I’ll Be Happy When __________

I’ve had pain that I didn’t deserve… but, I’ve had pain that I needed. (Jack Deere)

Have you ever said, “I didn’t deserve this”? If I’ve learned anything in this last ALMOST 2 stinking years of my life it’s that very unexpected and ugly things can happen to you. For me personally, my problems are nothing compared to so many who are walking through real fire. Joblessness is pretty horrible but it’s not the suicide of a beloved family member or a child wracked with drug addiction. It’s a loss but it’s a whole nother kind of loss.

Loss that I can logically make sense of and cope with (ahem, yea….coping) and I can trust that there is an ending of some sort to my pain. The other kind of loss threatens to never let the person suffering from it free again.

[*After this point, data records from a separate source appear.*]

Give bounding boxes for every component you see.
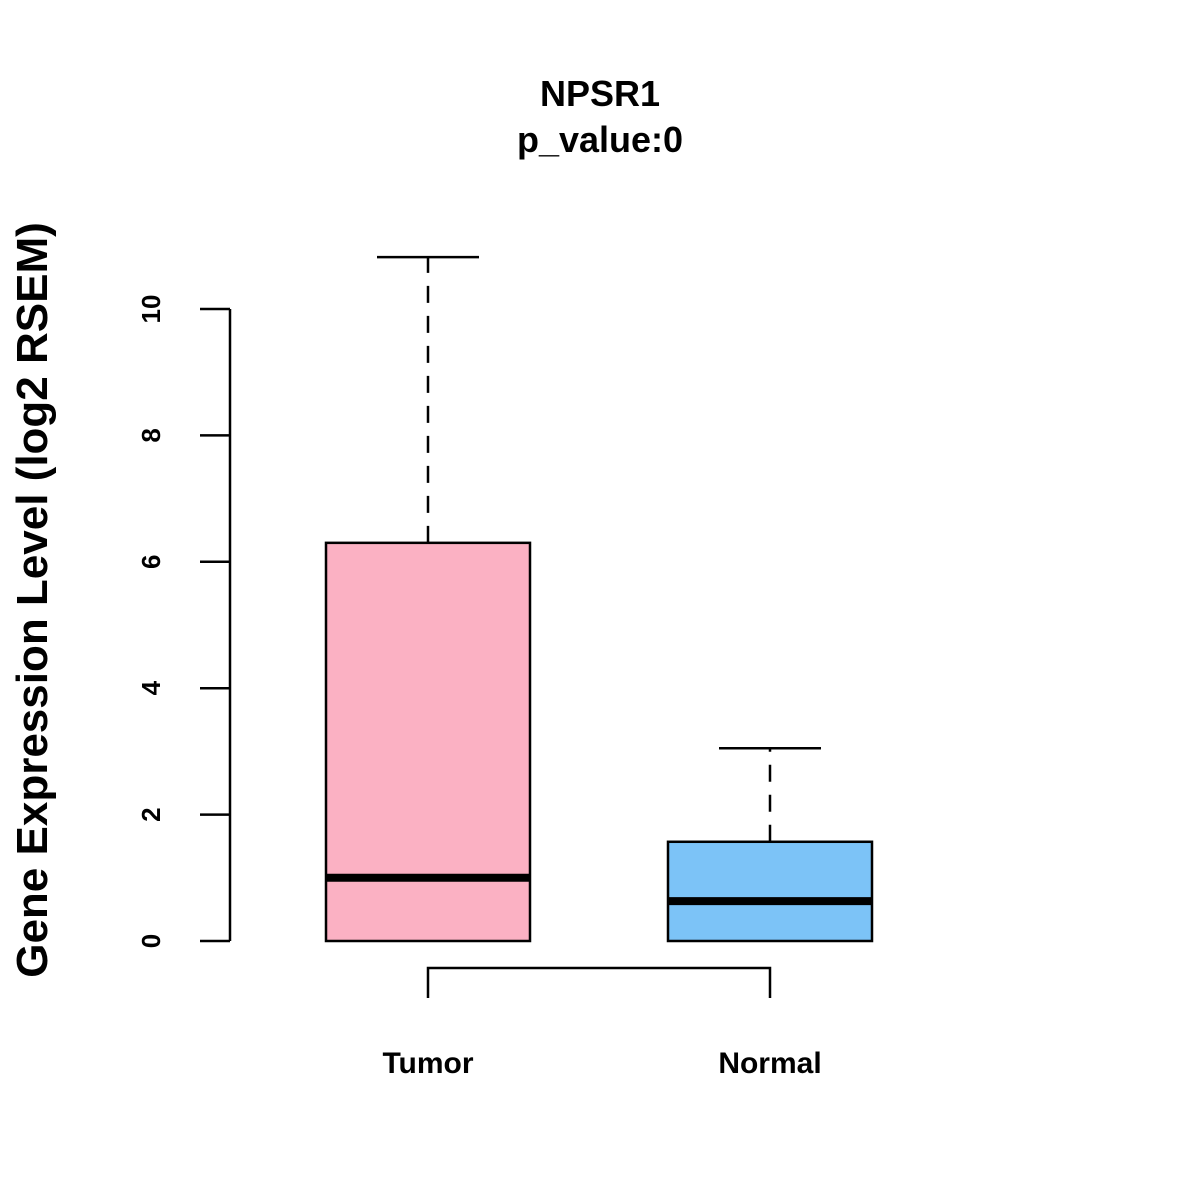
y-tick-label-6: 6 xyxy=(136,555,166,569)
y-tick-label-8: 8 xyxy=(136,428,166,442)
iqr-box-normal xyxy=(666,840,874,943)
box-tumor xyxy=(324,255,532,943)
y-tick-label-4: 4 xyxy=(136,680,166,695)
y-axis-label: Gene Expression Level (log2 RSEM) xyxy=(8,222,57,978)
x-category-normal: Normal xyxy=(718,1047,821,1080)
chart-subtitle: p_value:0 xyxy=(517,119,683,160)
chart-title: NPSR1 xyxy=(540,73,660,114)
boxes xyxy=(324,255,874,943)
y-axis: 0 2 4 6 8 10 xyxy=(136,295,232,948)
y-tick-label-10: 10 xyxy=(136,295,166,324)
x-axis-categories: Tumor Normal xyxy=(382,1047,821,1080)
y-tick-label-2: 2 xyxy=(136,807,166,821)
box-normal xyxy=(666,746,874,943)
comparison-bracket xyxy=(426,966,772,998)
bracket-line xyxy=(426,966,772,998)
y-tick-label-0: 0 xyxy=(136,934,166,948)
x-category-tumor: Tumor xyxy=(382,1047,473,1080)
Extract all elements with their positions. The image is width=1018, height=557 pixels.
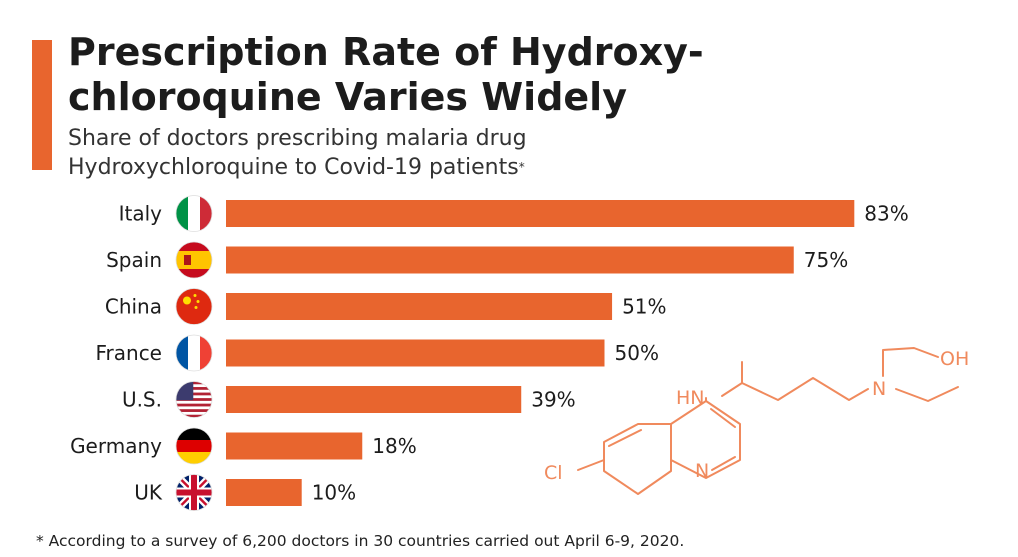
chart-subtitle-line-1: Share of doctors prescribing malaria dru… [68, 126, 527, 151]
bar [226, 246, 794, 274]
bar-row: Germany 18% [70, 427, 417, 465]
bar-row: UK 10% [134, 474, 356, 511]
molecule-label-n-amine: N [872, 378, 886, 400]
molecule-label-n-ring: N [695, 460, 709, 482]
value-label: 83% [864, 202, 908, 226]
chart-title: Prescription Rate of Hydroxy- chloroquin… [68, 30, 998, 120]
bar-row: Italy 83% [119, 195, 909, 232]
germany-flag-icon [176, 428, 212, 464]
bars-layer: Italy 83% Spain 75% China 51% France 50% U.S. 39%… [70, 195, 909, 511]
category-label: U.S. [122, 388, 162, 412]
category-label: UK [134, 481, 163, 505]
uk-flag-icon [176, 474, 212, 511]
us-flag-icon [176, 381, 212, 418]
value-label: 75% [804, 248, 848, 272]
chart-subtitle: Share of doctors prescribing malaria dru… [68, 124, 968, 182]
title-accent-bar [32, 40, 52, 170]
france-flag-icon [176, 335, 212, 371]
bar [226, 293, 613, 320]
category-label: Germany [70, 434, 162, 458]
italy-flag-icon [176, 195, 212, 232]
category-label: China [105, 295, 162, 319]
value-label: 39% [531, 388, 575, 412]
bar-row: U.S. 39% [122, 381, 576, 418]
value-label: 10% [312, 481, 356, 505]
bar-row: Spain 75% [106, 241, 848, 279]
bar [226, 200, 855, 227]
bar-row: China 51% [105, 288, 667, 325]
china-flag-icon [176, 288, 212, 325]
category-label: France [95, 341, 162, 365]
chart-subtitle-line-2: Hydroxychloroquine to Covid-19 patients [68, 155, 519, 180]
molecule-label-cl: Cl [544, 462, 563, 484]
category-label: Spain [106, 248, 162, 272]
chart-title-line-2: chloroquine Varies Widely [68, 75, 627, 119]
chart-title-line-1: Prescription Rate of Hydroxy- [68, 30, 704, 74]
footnote: * According to a survey of 6,200 doctors… [36, 532, 685, 550]
value-label: 50% [615, 341, 659, 365]
molecule-label-oh: OH [940, 348, 969, 370]
value-label: 51% [622, 295, 666, 319]
bar-row: France 50% [95, 334, 659, 372]
bar [226, 479, 302, 506]
hydroxychloroquine-structure-icon [577, 347, 959, 495]
bar [226, 432, 363, 460]
bar [226, 339, 605, 367]
spain-flag-icon [176, 242, 212, 278]
molecule-label-nh: HN [676, 387, 705, 409]
footnote-marker: * [518, 160, 525, 174]
bar [226, 386, 522, 413]
category-label: Italy [119, 202, 163, 226]
value-label: 18% [372, 434, 416, 458]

I cannot tell you how many times I’ve sat and dreamed that my circumstance would suddenly turn for the better and my life would pick back up where it left off September 9th 2016.

I’ve wished.
I’ve prayed.
I’ve lamented.
I’ve begged.
I’ve let go.
I’ve gone to bed.
I’ve dried my tears and got back in the game.
I’ve given up.
I’ve fallen down the pit.
I’ve leaned on my husband.
I’ve sat alone.
I’ve hoped for good interviews.
I’ve wished calamity on the ones who caused this.
I’ve aged.
I’ve died to old ways.
I’ve made new friends.
I’ve given up a lot.
I’ve lost trust.
I’ve stopped expecting.
I’ve walked away from dreams.
I’ve believed that there was no hope.

In all of that, I’ve selfishly told God that I would be happy when _____ happened. Of course, my _______ is a great job for my husband again. Somehow, I’ve convinced myself that this one thing is the hinge to my well-being. The truth is that a job will not be my source of happiness. Oh, it can make me feel peace again and it can pay my bills…but happy? That’s an inside job!

I could wallow in the pit and cry about WHY THIS HAPPENED to me (to us) or I could wise up and trust that God is orchestrating this time in my life for something so much better.

Maybe I didn’t deserve it, but I needed it.

I’ve needed every hard day, every sad moment, every out-of-control feeling, every tiny piece of hope, every bit of stripping down and every I’ll be happy when ____!

I’m becoming who HE needs me to be.

I can’t do that lolly-gagging along in a perfect life. I’ll be happy >>>

    now!

Right here, right now.

God,
You haven’t missed one thing in my life. 20 months of waiting, wondering and begging for a new job has rocked my life and the life of my husband. Still, I know YOU ARE GOD and YOU ARE GOOD! Help me stop putting barriers on my joy and to live right where I am with purpose and peace! Thank you for your mercy and grace.